In the Matter of: Jerome Williams
An Appeal Under Part XX.1 of the Criminal Code
Counsel:
- Anita Szigeti and Tara Mimnagh, for the appellant
- Kathleen Farrell, for the respondent
Heard: February 22, 2017
On appeal against the disposition of the Ontario Review Board dated May 13, 2016.
Endorsement
[1] On December 22, 2011, the appellant was found not criminally responsible on account of mental disorder on charges of robbery, uttering threats, assault causing bodily harm, and other offences. He was diagnosed as suffering from schizophrenia, anti-social personality disorder, cannabis use disorder, and borderline intellectual functioning.
[2] He now appeals the disposition of the Ontario Review Board dated May 13, 2016, with Reasons for Disposition issued May 31, 2016, ordering that he remain on the secure forensic unit of St. Joseph's Healthcare, Hamilton, with privileges, or be transferred to the general forensic unit at that institution, in the discretion of the person in charge. He had sought an order permitting him to be placed on the general forensic unit, with seven day passes to visit his mother. Before this court, he seeks an absolute discharge or, in the alternative, a conditional discharge.
[3] The Board, in its reasons, noted that the appellant had made progress since his transfer to St. Joseph's. He had not been violent and had participated in some hospital programs. The Board noted, however, that he lacked insight into his illness and expressed concern at his decision, which was ratified by his substitute decision maker, to markedly reduce his dose of anti-psychotic medication. The hospital accordingly reduced his medication six weeks prior to the date of the hearing. Although the only behaviours of concern that had been noted to the date of the hearing were an occasional increase in irritability and (to a limited extent) anti-social behaviour, the Board, based on the expert evidence before it, found that he was "more likely than not en route to a psychotic relapse" as a consequence of the reduction in medication. The Board also accepted the opinion of the appellant's clinical team, based on psychological testing, that the appellant poses a moderate to high risk of violence.
[4] The appellant appeals the finding that he poses a significant risk of threat to the public, and argues that the Board erred in law by concluding that a custodial order was the least onerous and least restrictive disposition to manage his risk.
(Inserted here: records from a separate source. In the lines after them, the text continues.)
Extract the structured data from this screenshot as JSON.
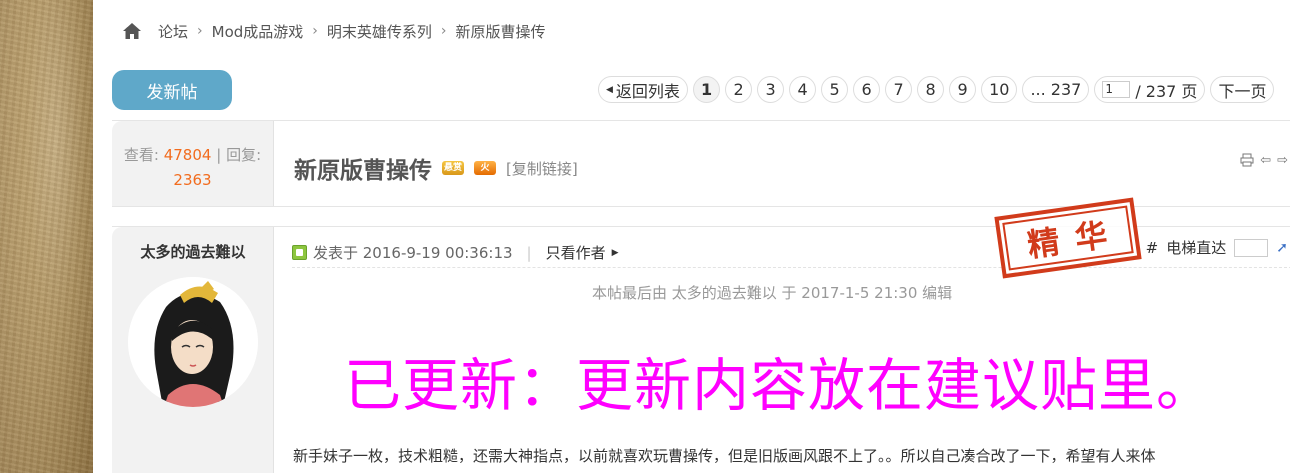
{
  "breadcrumb": {
    "items": [
      "论坛",
      "Mod成品游戏",
      "明末英雄传系列",
      "新原版曹操传"
    ]
  },
  "toolbar": {
    "new_post_label": "发新帖"
  },
  "pager": {
    "back_label": "返回列表",
    "pages": [
      "1",
      "2",
      "3",
      "4",
      "5",
      "6",
      "7",
      "8",
      "9",
      "10"
    ],
    "current_page": "1",
    "last_label": "... 237",
    "jump_value": "1",
    "total_label": "/ 237 页",
    "next_label": "下一页"
  },
  "thread": {
    "views_label": "查看:",
    "views": "47804",
    "replies_label": "回复:",
    "replies": "2363",
    "title": "新原版曹操传",
    "reward_badge": "悬赏",
    "hot_badge": "火",
    "copy_link": "[复制链接]"
  },
  "post": {
    "author": "太多的過去難以",
    "posted_at": "发表于 2016-9-19 00:36:13",
    "only_author": "只看作者",
    "floor_mark": "#",
    "floor_jump_label": "电梯直达",
    "stamp": "精华",
    "edit_note": "本帖最后由 太多的過去難以 于 2017-1-5 21:30 编辑",
    "notice": "已更新：更新内容放在建议贴里。",
    "body": "新手妹子一枚，技术粗糙，还需大神指点，以前就喜欢玩曹操传，但是旧版画风跟不上了。。所以自己凑合改了一下，希望有人来体"
  },
  "colors": {
    "accent_button": "#5fa8c9",
    "stat_number": "#f26c1e",
    "notice": "#ff00ff",
    "stamp": "#d13b1b"
  }
}
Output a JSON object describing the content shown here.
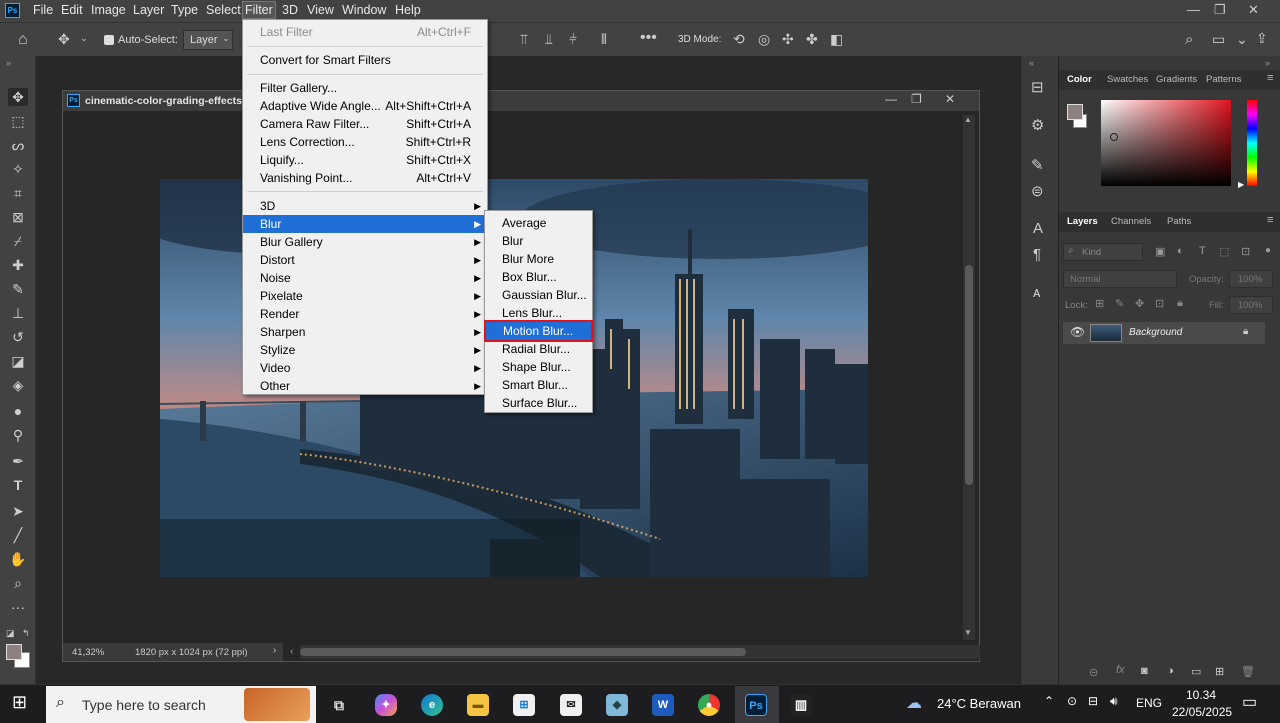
{
  "menubar": {
    "items": [
      "File",
      "Edit",
      "Image",
      "Layer",
      "Type",
      "Select",
      "Filter",
      "3D",
      "View",
      "Window",
      "Help"
    ]
  },
  "options": {
    "auto_select_label": "Auto-Select:",
    "layer_select": "Layer",
    "mode_3d": "3D Mode:"
  },
  "document": {
    "title": "cinematic-color-grading-effects-",
    "zoom": "41,32%",
    "dimensions": "1820 px x 1024 px (72 ppi)"
  },
  "filter_menu": {
    "items": [
      {
        "label": "Last Filter",
        "shortcut": "Alt+Ctrl+F",
        "disabled": true
      },
      {
        "label": "Convert for Smart Filters",
        "shortcut": ""
      },
      {
        "label": "Filter Gallery...",
        "shortcut": ""
      },
      {
        "label": "Adaptive Wide Angle...",
        "shortcut": "Alt+Shift+Ctrl+A"
      },
      {
        "label": "Camera Raw Filter...",
        "shortcut": "Shift+Ctrl+A"
      },
      {
        "label": "Lens Correction...",
        "shortcut": "Shift+Ctrl+R"
      },
      {
        "label": "Liquify...",
        "shortcut": "Shift+Ctrl+X"
      },
      {
        "label": "Vanishing Point...",
        "shortcut": "Alt+Ctrl+V"
      },
      {
        "label": "3D",
        "shortcut": ""
      },
      {
        "label": "Blur",
        "shortcut": ""
      },
      {
        "label": "Blur Gallery",
        "shortcut": ""
      },
      {
        "label": "Distort",
        "shortcut": ""
      },
      {
        "label": "Noise",
        "shortcut": ""
      },
      {
        "label": "Pixelate",
        "shortcut": ""
      },
      {
        "label": "Render",
        "shortcut": ""
      },
      {
        "label": "Sharpen",
        "shortcut": ""
      },
      {
        "label": "Stylize",
        "shortcut": ""
      },
      {
        "label": "Video",
        "shortcut": ""
      },
      {
        "label": "Other",
        "shortcut": ""
      }
    ]
  },
  "blur_submenu": {
    "items": [
      "Average",
      "Blur",
      "Blur More",
      "Box Blur...",
      "Gaussian Blur...",
      "Lens Blur...",
      "Motion Blur...",
      "Radial Blur...",
      "Shape Blur...",
      "Smart Blur...",
      "Surface Blur..."
    ]
  },
  "color_panel": {
    "tabs": [
      "Color",
      "Swatches",
      "Gradients",
      "Patterns"
    ]
  },
  "layers_panel": {
    "tabs": [
      "Layers",
      "Channels",
      "Paths"
    ],
    "kind_placeholder": "Kind",
    "blend_mode": "Normal",
    "opacity_label": "Opacity:",
    "opacity_value": "100%",
    "lock_label": "Lock:",
    "fill_label": "Fill:",
    "fill_value": "100%",
    "layers": [
      {
        "name": "Background"
      }
    ]
  },
  "taskbar": {
    "search_placeholder": "Type here to search",
    "weather": "24°C  Berawan",
    "language": "ENG",
    "time": "10.34",
    "date": "22/05/2025"
  },
  "colors": {
    "highlight": "#1f6fd6",
    "outline_red": "#e0141e",
    "ui_dark": "#424242"
  }
}
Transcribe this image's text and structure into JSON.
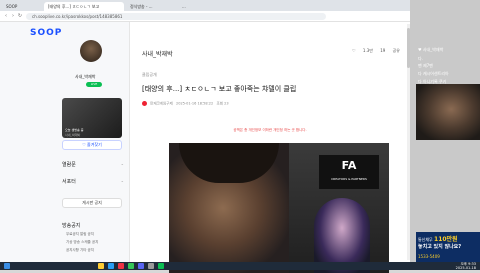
{
  "browser": {
    "tabs": [
      {
        "label": "SOOP"
      },
      {
        "label": "[태양의 후...] ㅊㄷㅇㄴㄱ 보고"
      },
      {
        "label": "정식방송 - ..."
      },
      {
        "label": "..."
      }
    ],
    "url": "ch.sooplive.co.kr/ipasrokkos/post/148385861"
  },
  "sidebar": {
    "logo": "SOOP",
    "station_name": "사내_박재박",
    "live_badge": "LIVE",
    "live_caption": "오늘 생방송 중",
    "live_sub": "사내_박재박",
    "follow_label": "♡ 즐겨찾기",
    "menu": [
      {
        "label": "열람문"
      },
      {
        "label": "서포터"
      }
    ],
    "notice_button": "게시판 공지",
    "broadcast_title": "방송공지",
    "broadcast_items": [
      {
        "label": "무료공지 알림 공지"
      },
      {
        "label": "기상 방송 스케줄 공지"
      },
      {
        "label": "공지사항 기타 공지"
      }
    ]
  },
  "main": {
    "breadcrumb": "사내_박재박",
    "header_actions": {
      "share": "공유",
      "count": "1.3만",
      "likes": "19"
    },
    "category": "클립공개",
    "post_title": "[태양의 후...] ㅊㄷㅇㄴㄱ 보고 좋아죽는 챠델이 클립",
    "meta": {
      "author": "만재코게임구제",
      "date": "2025-01-16 18:58:22",
      "views": "조회 23"
    },
    "notice": "공백은 총 개인정보 이하란 개인정 하는 곳 합니다.",
    "video_logo": "FA",
    "video_logo_sub": "CREATORS & PARTNERS"
  },
  "right_panel": {
    "chat": [
      {
        "name": "",
        "text": "♥ 사내_박재박"
      },
      {
        "name": "",
        "text": "다."
      },
      {
        "name": "",
        "text": "팬 제7팬"
      },
      {
        "name": "",
        "text": "다 캐시어센트리아 "
      },
      {
        "name": "",
        "text": "다 아니기록 쿠키"
      }
    ],
    "ad": {
      "line1": "통신채무",
      "amount": "110만원",
      "line2": "놓치고 있지 않나요?",
      "phone": "1533-5409"
    }
  },
  "taskbar": {
    "time": "오후 9:33",
    "date": "2025-01-18"
  }
}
[5] With respect to the finding that the appellant poses a significant risk to public safety, the appellant argues that the Board's conclusion is mere speculation, based on insufficient evidence.
[6] We disagree. The Board's decision is grounded in the evidence that: (1) the appellant lacks insight into his mental disorder and need for medication; (2) the appellant would stop treatment at the first opportunity; and (3) psychological testing indicates that the appellant's risk of psychotic relapse and engaging in violent behaviour would be high if he ceased treatment.
[7] Additionally, the appellant, through his counsel, conceded before the Board that the appellant remains a significant risk to public safety. Given this concession, it is not surprising that the Board's decision does not dwell at length on the evidence in support of this finding.
[8] With respect to the remedy sought, the appellant argues that the Board's concerns about his non-compliance with medication could be addressed through either an absolute or conditional discharge, coupled with a community treatment order.
[9] A difficulty with the appellant's argument is that the prospect of a community treatment order was not argued before the Board, and so there is no supporting evidence in respect of such an order, and no findings as to the potential terms of an appropriate community treatment order. A more fundamental problem, however, is this court's holding in Re Waite, 2017 ONCA 56 that the Board has no authority to make a community treatment order. Such an order is to be made by a physician under s. 33.1 of the Mental Health Act, R.S.O. 1990, c. M.7, where the conditions precedent in s. 33.1(4) of that statute have been met.
[10] In all these circumstances, we conclude that the Board's disposition was reasonable based on the evidence before it and there is, therefore, no basis for appellate interference with it.
Disposition
[11] For these reasons, the appeal is dismissed.
E.A. Cronk J.A. Paul Rouleau J.A. B.W. Miller J.A.